Masih seperti dulu. Jika kamu masih ada di sebelahku, buat apa aku takut melawan mereka. Karna kamulah yang akan membelaku
»»————><————««
Mata Alin bergerak. Menyesuaikan cahaya yang masuk ke retinanya. Hal yang ia tangkap dulu adalah cahaya lampu, ketika dirinya menggeliat. Ada hal aneh yang tersentuh kulitnya. Alin menoleh ke kiri, terpampang jelas ada cowok tertidur di sebelahnya dalam keadaan duduk.
Alin mendudukkan tubuhnya, langsung saja kepalanya terasa pening. "Aww," ringis Alin memegang tangan kirinya. Dia tak sengaja menyentuh kaki Gendra dengan buku-buku tangannya sehingga sedikit sakit.

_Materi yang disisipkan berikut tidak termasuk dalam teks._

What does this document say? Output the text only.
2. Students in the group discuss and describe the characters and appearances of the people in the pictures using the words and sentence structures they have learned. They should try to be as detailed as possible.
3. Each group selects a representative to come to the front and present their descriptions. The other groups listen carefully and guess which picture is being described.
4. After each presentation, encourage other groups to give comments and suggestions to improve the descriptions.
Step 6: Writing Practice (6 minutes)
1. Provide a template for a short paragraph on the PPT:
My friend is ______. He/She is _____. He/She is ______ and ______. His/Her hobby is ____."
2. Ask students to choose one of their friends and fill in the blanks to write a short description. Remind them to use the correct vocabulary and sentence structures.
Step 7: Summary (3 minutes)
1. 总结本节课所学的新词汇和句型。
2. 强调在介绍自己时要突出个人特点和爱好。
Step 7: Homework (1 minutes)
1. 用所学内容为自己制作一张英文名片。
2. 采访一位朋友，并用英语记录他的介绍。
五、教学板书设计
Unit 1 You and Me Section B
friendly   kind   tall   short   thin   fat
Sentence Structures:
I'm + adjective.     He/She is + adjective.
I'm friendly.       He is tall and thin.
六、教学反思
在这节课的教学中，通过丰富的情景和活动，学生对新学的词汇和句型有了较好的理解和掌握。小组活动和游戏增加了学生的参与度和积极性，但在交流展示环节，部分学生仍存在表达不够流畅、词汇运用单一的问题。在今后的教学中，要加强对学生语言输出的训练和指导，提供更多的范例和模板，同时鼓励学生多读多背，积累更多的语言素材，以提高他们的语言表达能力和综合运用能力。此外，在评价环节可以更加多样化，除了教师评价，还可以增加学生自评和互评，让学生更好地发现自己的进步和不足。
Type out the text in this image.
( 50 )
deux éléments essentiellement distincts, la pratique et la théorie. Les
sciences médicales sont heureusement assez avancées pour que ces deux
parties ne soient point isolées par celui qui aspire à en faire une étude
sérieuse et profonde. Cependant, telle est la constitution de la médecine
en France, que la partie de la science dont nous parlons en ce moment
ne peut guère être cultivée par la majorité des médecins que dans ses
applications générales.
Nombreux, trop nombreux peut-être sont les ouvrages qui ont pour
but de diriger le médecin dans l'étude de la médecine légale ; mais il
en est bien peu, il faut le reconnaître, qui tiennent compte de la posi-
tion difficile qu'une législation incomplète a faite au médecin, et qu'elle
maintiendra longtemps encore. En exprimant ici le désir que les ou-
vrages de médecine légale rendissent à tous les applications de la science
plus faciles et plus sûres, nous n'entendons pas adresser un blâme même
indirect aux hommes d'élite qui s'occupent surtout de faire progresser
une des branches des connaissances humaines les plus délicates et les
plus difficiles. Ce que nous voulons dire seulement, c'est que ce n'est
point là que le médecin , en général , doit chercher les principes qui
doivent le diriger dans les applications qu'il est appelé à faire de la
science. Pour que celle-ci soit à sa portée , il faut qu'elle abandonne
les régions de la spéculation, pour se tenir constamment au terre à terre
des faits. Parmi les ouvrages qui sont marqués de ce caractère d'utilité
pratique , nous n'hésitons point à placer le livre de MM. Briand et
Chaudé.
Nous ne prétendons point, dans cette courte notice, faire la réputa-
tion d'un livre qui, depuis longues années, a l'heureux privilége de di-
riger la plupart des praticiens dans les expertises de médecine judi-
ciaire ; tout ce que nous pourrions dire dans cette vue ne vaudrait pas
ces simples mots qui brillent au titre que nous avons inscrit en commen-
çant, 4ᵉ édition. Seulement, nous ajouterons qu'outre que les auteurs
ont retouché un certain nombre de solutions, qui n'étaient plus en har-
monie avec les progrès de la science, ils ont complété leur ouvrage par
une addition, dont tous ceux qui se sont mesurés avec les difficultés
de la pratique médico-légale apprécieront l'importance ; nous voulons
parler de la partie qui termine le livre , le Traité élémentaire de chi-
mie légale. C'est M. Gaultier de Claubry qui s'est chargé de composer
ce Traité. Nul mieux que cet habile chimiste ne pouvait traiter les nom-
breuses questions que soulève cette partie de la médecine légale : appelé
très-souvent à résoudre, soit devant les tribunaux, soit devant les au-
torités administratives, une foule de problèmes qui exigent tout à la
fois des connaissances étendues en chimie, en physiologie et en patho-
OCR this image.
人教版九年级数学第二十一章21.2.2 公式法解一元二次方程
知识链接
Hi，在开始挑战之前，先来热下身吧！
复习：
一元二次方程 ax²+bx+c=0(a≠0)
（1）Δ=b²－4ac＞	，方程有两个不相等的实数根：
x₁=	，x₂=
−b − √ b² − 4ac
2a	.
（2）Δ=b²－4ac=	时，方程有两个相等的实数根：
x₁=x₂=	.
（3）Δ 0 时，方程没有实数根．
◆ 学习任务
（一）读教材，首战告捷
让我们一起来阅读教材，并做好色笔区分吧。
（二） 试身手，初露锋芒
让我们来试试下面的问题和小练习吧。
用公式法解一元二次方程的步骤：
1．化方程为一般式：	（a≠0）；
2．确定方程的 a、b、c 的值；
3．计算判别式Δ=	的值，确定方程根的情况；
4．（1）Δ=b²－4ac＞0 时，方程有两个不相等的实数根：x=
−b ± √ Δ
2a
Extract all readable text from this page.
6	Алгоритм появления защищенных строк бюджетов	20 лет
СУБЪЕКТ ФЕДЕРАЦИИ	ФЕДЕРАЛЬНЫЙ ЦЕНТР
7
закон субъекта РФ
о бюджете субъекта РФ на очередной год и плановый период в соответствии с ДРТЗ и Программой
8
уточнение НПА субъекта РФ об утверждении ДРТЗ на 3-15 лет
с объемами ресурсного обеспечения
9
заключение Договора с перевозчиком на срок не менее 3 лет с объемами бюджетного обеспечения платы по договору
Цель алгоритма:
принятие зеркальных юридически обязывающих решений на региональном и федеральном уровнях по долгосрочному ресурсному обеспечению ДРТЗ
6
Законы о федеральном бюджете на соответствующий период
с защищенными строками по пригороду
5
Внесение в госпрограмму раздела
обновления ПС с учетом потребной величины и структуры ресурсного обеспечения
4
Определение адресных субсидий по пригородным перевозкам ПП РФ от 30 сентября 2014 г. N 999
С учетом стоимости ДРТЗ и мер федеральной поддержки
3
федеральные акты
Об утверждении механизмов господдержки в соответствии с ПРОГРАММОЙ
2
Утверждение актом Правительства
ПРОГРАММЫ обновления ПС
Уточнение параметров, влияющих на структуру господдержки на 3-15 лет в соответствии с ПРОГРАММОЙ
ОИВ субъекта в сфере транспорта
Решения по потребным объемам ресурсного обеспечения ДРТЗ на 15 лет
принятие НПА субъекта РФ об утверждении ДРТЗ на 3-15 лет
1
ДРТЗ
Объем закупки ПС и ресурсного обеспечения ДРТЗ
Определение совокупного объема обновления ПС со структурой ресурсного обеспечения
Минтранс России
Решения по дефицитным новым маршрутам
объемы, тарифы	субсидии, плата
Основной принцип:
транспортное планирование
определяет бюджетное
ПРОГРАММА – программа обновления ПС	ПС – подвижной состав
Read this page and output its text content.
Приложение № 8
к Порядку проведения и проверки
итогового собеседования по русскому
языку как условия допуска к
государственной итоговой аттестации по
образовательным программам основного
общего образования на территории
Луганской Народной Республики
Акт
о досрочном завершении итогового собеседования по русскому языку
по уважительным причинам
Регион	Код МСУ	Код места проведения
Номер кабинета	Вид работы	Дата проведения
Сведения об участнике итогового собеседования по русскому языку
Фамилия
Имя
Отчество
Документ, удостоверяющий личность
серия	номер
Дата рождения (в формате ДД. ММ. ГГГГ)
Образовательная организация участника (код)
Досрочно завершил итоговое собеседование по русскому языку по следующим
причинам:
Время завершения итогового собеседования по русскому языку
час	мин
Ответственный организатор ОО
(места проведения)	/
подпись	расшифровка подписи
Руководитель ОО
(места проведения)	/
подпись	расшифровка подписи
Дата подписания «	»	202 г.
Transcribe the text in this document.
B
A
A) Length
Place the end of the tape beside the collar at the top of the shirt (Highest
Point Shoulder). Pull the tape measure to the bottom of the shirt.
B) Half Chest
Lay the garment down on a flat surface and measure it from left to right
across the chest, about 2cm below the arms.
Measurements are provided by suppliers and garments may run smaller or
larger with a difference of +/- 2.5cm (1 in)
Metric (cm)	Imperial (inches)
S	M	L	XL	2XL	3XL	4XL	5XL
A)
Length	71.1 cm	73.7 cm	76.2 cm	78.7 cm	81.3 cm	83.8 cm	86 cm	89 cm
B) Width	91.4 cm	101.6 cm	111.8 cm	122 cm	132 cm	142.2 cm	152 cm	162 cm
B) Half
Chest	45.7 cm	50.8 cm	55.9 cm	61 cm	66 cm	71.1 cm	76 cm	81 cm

Allin tak akan tahu bila ringisan itu mampu membangunkan Gendra dari tidurnya. Dia menegakkan tubuhnya seraya mengucek mata. Terlihat Alin tengah melihat-lihat tangannya yang terluka.
"Lo ngapain?"
Alin terperanjat mendengarnya. Dia menoleh kbelakang dengan mata kaget. "Ngagetin ih ...."
"Kapan bangun?"
"Baru aja." Alin kembali menghadap depan, melihat-lihat lukanya yang diperban, entah apa yang menarik dari lukanya itu.
Gendra diam sejenak sebelum langsung mendekap Alin dari belakang, menaruh kepalanya di bahu cewek itu dengan wajah menghadap leher jenjangnya. Sementara Alin menegang, apa lagi yang akan dilakukan cowok itu saat ini.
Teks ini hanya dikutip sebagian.